Anti Austerity Alliance TD Paul Murphy, who is paid a salary of €87,258, has been criticised for seeking legal aid in his pending trial for the false imprisonment of Tánaiste Joan Burton.
Legal aid was yesterday assigned to Mr Murphy in relation to his trial on charges of falsely imprisoning Ms Burton at a water charges protest in late 2014.
A trial date has not yet been fixed for Mr Murphy, aged 32, of The Copse, Woodpark, Ballinteer.
The Dublin South West TD, under an agreement with the AAA, takes only an average industrial wage and donates the remainder of his salary to help fund party activities.
The most recent chairman of the Public Accounts Committee, John McGuinness, said the decision to assign legal aid is “unacceptable”.
“He gets well paid, as do we all.
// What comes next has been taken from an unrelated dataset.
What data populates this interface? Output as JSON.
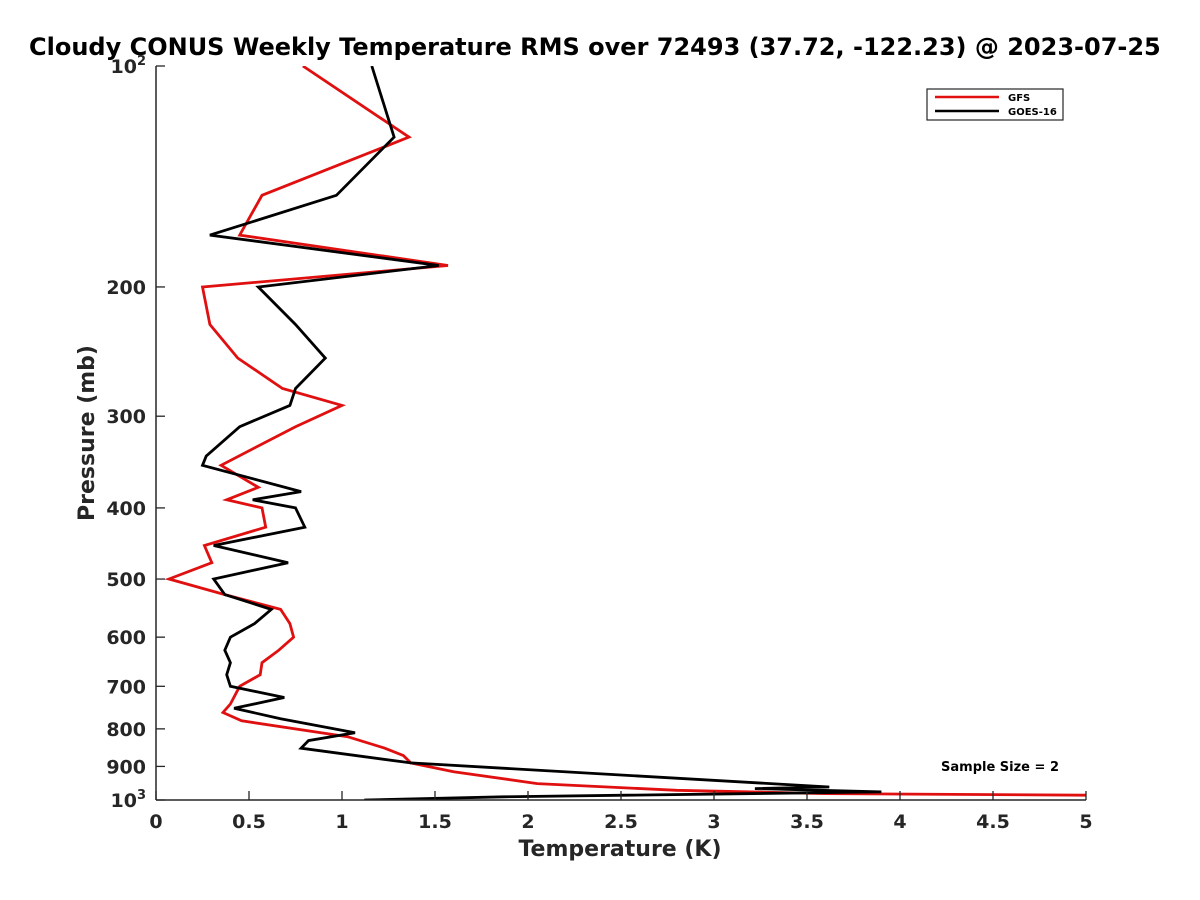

What he decides to do with it is up to him,” said Mr McGuinness. “He has a duty to the taxpayer, as someone who gets a high salary, to represent himself in court and not be relying on the State.
“At a time when the free legal aid system is as stretched as it is — there are huge queues in many cases — it is not acceptable. He has an income, he is not on the breadline. I don’t think the free legal aid system was developed with that in mind.
“As far as defending himself, he should be paying it himself. It is pretty clear cut for me.”
Mr Murphy was sent forward to Dublin Circuit Criminal Court on two charges of false imprisonment of Ms Burton and of aide Karen O’Connell at Fortunestown Rd, Jobstown, on November 15, 2014.
Yesterday, his solicitor said he was making an application for legal aid and handed in a statement of means. He said the State was on notice and had no objection, and that the trial could last four to six weeks.
The State solicitor confirmed there was no Garda objection based on the figures in the documentation.
Judge Melanie Greally said that, based on the average weekly income in the documentation, she would assign legal aid.
The figures in the documentation were not disclosed in open court.
Ms Burton and her entourage had left an event at An Cosan Education Centre at Jobstown, Tallaght, when a demonstration was held which delayed her for about two hours on November 15, 2014.
She and her team had been attempting to travel by car to St Thomas’ Church for the rest of the ceremony when the alleged incident occurred.
Mr Murphy’s case will be mentioned in court again next Tuesday.
When contacted by the Irish Examiner, Mr Murphy said he could not comment on legal advice.
The taxpayer looks set to be hit with a legal bill of almost €100,000 should the trial last the six weeks.